Specifically, the Cambridge, Massachusetts-based institute found that care in the nonhospital setting is typically 40% less expensive than that at hospitals and highlighted an overall shift away from hospital care in workers comp systems across 18 states, with most patients receiving care at less-expensive ambulatory surgical centers and other nonhospital settings, according to the report issued Nov. 16.

Using data from 2002 to 2016, virtually all study states saw a downturn in the percentage of claims with both hospital services, according to Rebecca Yang, a senior public policy analyst with the institute who spoke about her research during a webinar Thursday. Her data showed declines of up to 3%.

“Part of the shift follows the trend in general health care and part of it might be influenced by states,” which have enacted workers comp medical payment reforms, Ms. Yang said during the webinar.

With more group health plans being high-deductible plans, health care consumers are generally seeking less expensive treatment options, said Joe Vonderhaar, Cincinnati, Ohio-based senior vice president in the national healthcare practice for Valhalla, New York-based USI Insurance Service Services LLC.

The surgical centers often “bundle” services so that a patient can see the same doctor from diagnosis to physical therapy and the patient and insurer can see a price tag, he said.

“You can get an all-in cost from soup to nuts of your injury,” he said.

This shift to nonhospital settings is also attractive to payers and providers working with another trend in workers comp: fee schedules. 

That several states such as California and North Carolina have introduced medical fee schedule changes in recent years is also fueling the shift, as payers are rethinking the more-expensive hospital care as a first resort, according to Ms. Yang.

WCRI researchers also found that in 2016, 14 of the study states saw payments for knee surgeries done at surgical centers at least 21% lower than that performed in the hospital outpatient setting, according to a batch of reports released in November. In 11 of the study states, payments for shoulder surgeries done at surgical centers were at least 10% lower than payments for hospital outpatient surgeries in 2016, according to the findings.

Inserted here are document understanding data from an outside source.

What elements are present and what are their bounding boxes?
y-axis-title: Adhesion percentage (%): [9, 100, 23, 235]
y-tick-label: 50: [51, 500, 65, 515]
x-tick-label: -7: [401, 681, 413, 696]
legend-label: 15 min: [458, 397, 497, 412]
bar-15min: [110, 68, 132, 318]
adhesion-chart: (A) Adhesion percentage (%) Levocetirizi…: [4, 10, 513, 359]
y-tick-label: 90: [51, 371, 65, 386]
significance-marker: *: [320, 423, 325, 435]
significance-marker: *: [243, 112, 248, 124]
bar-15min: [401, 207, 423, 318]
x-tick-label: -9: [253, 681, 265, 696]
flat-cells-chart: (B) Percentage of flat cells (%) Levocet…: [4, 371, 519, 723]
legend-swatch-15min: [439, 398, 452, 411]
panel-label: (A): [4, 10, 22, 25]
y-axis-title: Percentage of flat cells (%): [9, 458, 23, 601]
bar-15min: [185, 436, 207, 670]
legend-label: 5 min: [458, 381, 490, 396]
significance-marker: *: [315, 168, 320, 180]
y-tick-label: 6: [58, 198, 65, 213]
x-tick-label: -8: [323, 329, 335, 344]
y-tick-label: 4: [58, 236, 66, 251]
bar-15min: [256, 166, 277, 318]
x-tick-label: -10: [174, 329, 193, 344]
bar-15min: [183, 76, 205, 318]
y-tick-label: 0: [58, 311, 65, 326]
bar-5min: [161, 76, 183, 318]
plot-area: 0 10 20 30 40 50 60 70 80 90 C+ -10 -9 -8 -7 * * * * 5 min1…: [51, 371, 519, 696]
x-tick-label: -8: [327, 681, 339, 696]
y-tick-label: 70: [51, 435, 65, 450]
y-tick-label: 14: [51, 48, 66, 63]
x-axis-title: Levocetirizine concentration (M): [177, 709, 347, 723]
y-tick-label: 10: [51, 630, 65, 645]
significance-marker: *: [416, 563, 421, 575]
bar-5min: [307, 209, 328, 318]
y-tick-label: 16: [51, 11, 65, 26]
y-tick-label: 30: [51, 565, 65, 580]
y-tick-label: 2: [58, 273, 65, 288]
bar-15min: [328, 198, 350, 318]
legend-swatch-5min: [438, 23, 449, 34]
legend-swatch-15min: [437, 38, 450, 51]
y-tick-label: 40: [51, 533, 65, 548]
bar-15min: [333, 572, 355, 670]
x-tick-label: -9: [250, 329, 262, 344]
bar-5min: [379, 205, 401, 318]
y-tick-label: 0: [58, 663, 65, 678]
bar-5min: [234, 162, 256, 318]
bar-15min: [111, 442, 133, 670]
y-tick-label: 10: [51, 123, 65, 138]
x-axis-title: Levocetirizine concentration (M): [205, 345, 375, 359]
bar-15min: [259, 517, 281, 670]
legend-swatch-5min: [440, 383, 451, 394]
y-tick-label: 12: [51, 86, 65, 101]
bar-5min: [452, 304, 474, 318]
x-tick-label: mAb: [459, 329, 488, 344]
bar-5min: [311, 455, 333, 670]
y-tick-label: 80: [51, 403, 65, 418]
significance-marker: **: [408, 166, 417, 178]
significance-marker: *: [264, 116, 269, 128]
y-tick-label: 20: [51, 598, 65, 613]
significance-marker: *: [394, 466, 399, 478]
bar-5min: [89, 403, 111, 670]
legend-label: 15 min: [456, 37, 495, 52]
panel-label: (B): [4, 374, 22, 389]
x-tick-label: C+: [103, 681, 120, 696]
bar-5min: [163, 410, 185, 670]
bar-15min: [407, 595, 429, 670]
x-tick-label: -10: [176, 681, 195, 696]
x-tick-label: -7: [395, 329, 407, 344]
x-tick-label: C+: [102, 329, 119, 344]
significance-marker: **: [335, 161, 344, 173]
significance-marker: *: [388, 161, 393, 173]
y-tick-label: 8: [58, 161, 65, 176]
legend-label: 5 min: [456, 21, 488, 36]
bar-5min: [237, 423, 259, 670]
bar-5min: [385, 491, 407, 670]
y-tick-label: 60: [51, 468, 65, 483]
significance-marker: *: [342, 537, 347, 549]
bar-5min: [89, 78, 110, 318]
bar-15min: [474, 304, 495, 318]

For this “surgery centers are the popular model,” said Mr. Vonderhaar.

Overall, rising health care costs are a factor, according to William Prentice, chief executive officer of the Alexandria, Virginia-based Ambulatory Surgery Center Association.

“As health care costs continue to rise, more insurers, employers and patients are questioning the amounts they are paying for that care and seeking lower cost providers that won’t force them to compromise on quality,” Mr. Prentice wrote in an email to Business Insurance. “(Ambulatory surgical centers) provide the outstanding patient experience and high-value care that consumers are looking for.”

Outcomes are another driving force: highly-specialized centers can often provide better service without the problems that arise in a hospital setting, according to Mr. Vonderhaar, who noted that fewer infections are reported at surgery centers.

“One of the key reasons is (there is) not a patient mix of the sick patients, (who) have an illness that can spread, coming in and sitting next to the person (who) is getting an orthopedic surgery,” he said.

The U.S. Centers for Disease Control and Prevention reports one in 31 hospital patients has at least one health care-associated infection every day.

Because of fewer infections, patient satisfaction can be higher at a surgical center, said Ms. Buhl. “This trend definitely will continue; people are still able to have good outcomes at a lower cost,” she said.

One area to manage are comorbidities and others who are at-risk for complications during surgery, she added.

“When you get into invasive or multilevel (surgery), or someone with a pre-existing cardiac condition, you want to monitor them more post-op,” she said.

But hospital settings are often the better choice for some patients who might require overnight care or monitoring, she added. “They may require a higher level of nursing care post-op.”  

Patients with heart issues or those who are overweight may require more post-op care, according to Ms. Buhl.